True, BUT.............Zero ESR and ESL only happen in theoretical world, there is always parasitic resistance and inductance. Just how small you can get it. Also it is layout dependent also. It is a complete system. I always use ground and power plane......yes, even in this amplifier circuit to keep all the parasitic low. I have 0.1uF bypass cap within 0.1" from the collector of each emitter follower transistor on the board from ground to power plane. Then I have 10uF electrolytic close by on every transistor also. I have been doing this even on transistor circuits with frequency response to 5GHz for many years.
A good design has to be looked at in a system point of view, ESR and ESL of capacitors is only one part of the equation. Point is you want to keep all the parasitic low as much as possible so you don't have to deal with them. That the circuit becomes simpler and more predictable.

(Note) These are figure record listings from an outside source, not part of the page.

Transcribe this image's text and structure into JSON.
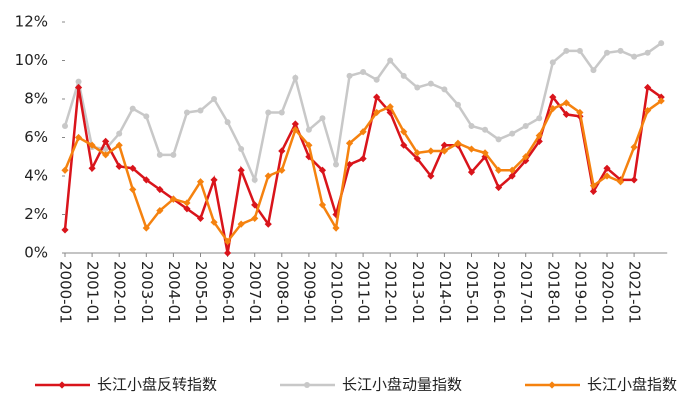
{
  "chart_data": {
    "type": "line",
    "categories": [
      "2000-01",
      null,
      "2001-01",
      null,
      "2002-01",
      null,
      "2003-01",
      null,
      "2004-01",
      null,
      "2005-01",
      null,
      "2006-01",
      null,
      "2007-01",
      null,
      "2008-01",
      null,
      "2009-01",
      null,
      "2010-01",
      null,
      "2011-01",
      null,
      "2012-01",
      null,
      "2013-01",
      null,
      "2014-01",
      null,
      "2015-01",
      null,
      "2016-01",
      null,
      "2017-01",
      null,
      "2018-01",
      null,
      "2019-01",
      null,
      "2020-01",
      null,
      "2021-01",
      null,
      null
    ],
    "series": [
      {
        "name": "长江小盘反转指数",
        "color": "#d9141b",
        "marker": "diamond",
        "values": [
          1.2,
          8.6,
          4.4,
          5.8,
          4.5,
          4.4,
          3.8,
          3.3,
          2.8,
          2.3,
          1.8,
          3.8,
          0.0,
          4.3,
          2.5,
          1.5,
          5.3,
          6.7,
          5.0,
          4.3,
          2.0,
          4.6,
          4.9,
          8.1,
          7.3,
          5.6,
          4.9,
          4.0,
          5.6,
          5.6,
          4.2,
          5.0,
          3.4,
          4.0,
          4.8,
          5.8,
          8.1,
          7.2,
          7.1,
          3.2,
          4.4,
          3.8,
          3.8,
          8.6,
          8.1
        ]
      },
      {
        "name": "长江小盘动量指数",
        "color": "#c8c8c8",
        "marker": "circle",
        "values": [
          6.6,
          8.9,
          5.5,
          5.4,
          6.2,
          7.5,
          7.1,
          5.1,
          5.1,
          7.3,
          7.4,
          8.0,
          6.8,
          5.4,
          3.8,
          7.3,
          7.3,
          9.1,
          6.4,
          7.0,
          4.6,
          9.2,
          9.4,
          9.0,
          10.0,
          9.2,
          8.6,
          8.8,
          8.5,
          7.7,
          6.6,
          6.4,
          5.9,
          6.2,
          6.6,
          7.0,
          9.9,
          10.5,
          10.5,
          9.5,
          10.4,
          10.5,
          10.2,
          10.4,
          10.9
        ]
      },
      {
        "name": "长江小盘指数",
        "color": "#f5820f",
        "marker": "diamond",
        "values": [
          4.3,
          6.0,
          5.6,
          5.1,
          5.6,
          3.3,
          1.3,
          2.2,
          2.8,
          2.6,
          3.7,
          1.6,
          0.6,
          1.5,
          1.8,
          4.0,
          4.3,
          6.4,
          5.6,
          2.5,
          1.3,
          5.7,
          6.3,
          7.3,
          7.6,
          6.3,
          5.2,
          5.3,
          5.3,
          5.7,
          5.4,
          5.2,
          4.3,
          4.3,
          5.0,
          6.1,
          7.5,
          7.8,
          7.3,
          3.5,
          4.0,
          3.7,
          5.5,
          7.4,
          7.9
        ]
      }
    ],
    "ylim": [
      0,
      12
    ],
    "yticks": [
      {
        "value": 0,
        "label": "0%"
      },
      {
        "value": 2,
        "label": "2%"
      },
      {
        "value": 4,
        "label": "4%"
      },
      {
        "value": 6,
        "label": "6%"
      },
      {
        "value": 8,
        "label": "8%"
      },
      {
        "value": 10,
        "label": "10%"
      },
      {
        "value": 12,
        "label": "12%"
      }
    ],
    "grid": false,
    "legend": "bottom"
  }
}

In microwave, we talk about wavelength. Every small distance becomes LRC element as in the Smith Chart. It's just how small you can get so it is out of the picture of the circuit. We use the guide line of if the distance is less than 1/20 of wavelength, we ignore it. Even SMD, chip components has parasitic lead length and capacitance, never zero. That's a given already, we just want to keep it as low as possible.

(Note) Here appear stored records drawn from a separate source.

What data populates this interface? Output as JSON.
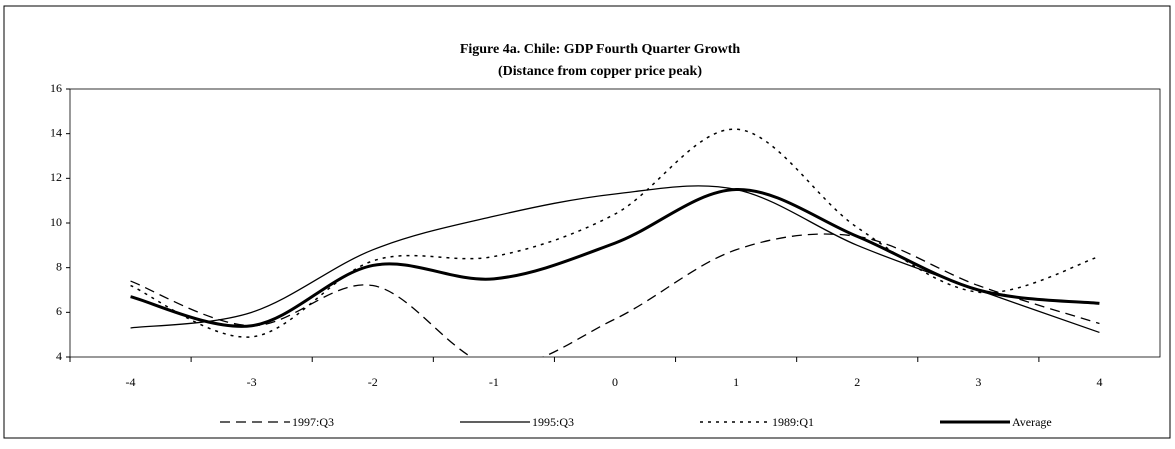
{
  "chart_data": {
    "type": "line",
    "title": "Figure 4a. Chile: GDP Fourth Quarter Growth",
    "subtitle": "(Distance from copper price peak)",
    "categories": [
      "-4",
      "-3",
      "-2",
      "-1",
      "0",
      "1",
      "2",
      "3",
      "4"
    ],
    "series": [
      {
        "name": "1997:Q3",
        "color": "#000000",
        "dash": "10,6",
        "width": 1.3,
        "values": [
          7.4,
          5.4,
          7.2,
          3.6,
          5.7,
          8.8,
          9.4,
          7.2,
          5.5
        ]
      },
      {
        "name": "1995:Q3",
        "color": "#000000",
        "dash": "none",
        "width": 1.3,
        "values": [
          5.3,
          6.0,
          8.8,
          10.3,
          11.3,
          11.5,
          9.0,
          7.0,
          5.1
        ]
      },
      {
        "name": "1989:Q1",
        "color": "#000000",
        "dash": "3,5",
        "width": 1.5,
        "values": [
          7.2,
          4.9,
          8.3,
          8.5,
          10.4,
          14.2,
          9.8,
          6.9,
          8.5
        ]
      },
      {
        "name": "Average",
        "color": "#000000",
        "dash": "none",
        "width": 3,
        "values": [
          6.7,
          5.4,
          8.1,
          7.5,
          9.1,
          11.5,
          9.4,
          7.0,
          6.4
        ]
      }
    ],
    "ylim": [
      4,
      16
    ],
    "yticks": [
      4,
      6,
      8,
      10,
      12,
      14,
      16
    ],
    "grid": false,
    "legend": "bottom"
  }
}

Another way to look at it is you make the parasitic low enough that resonance frequency is way beyond the circuit can respond so it becomes a non issue. So you design the circuit and choose components accordingly. I use leaded 0.1uF bypass cap that I know would work to over 100MHz, so for audio power amp, it's an ideal cap.
From experience, leaded components cannot work reliably beyond like 300MHz. Yes, you can monkey around and make it work, but it's how you move the parasitic to just make it work. You change the layout, the same circuit might burst into oscillation.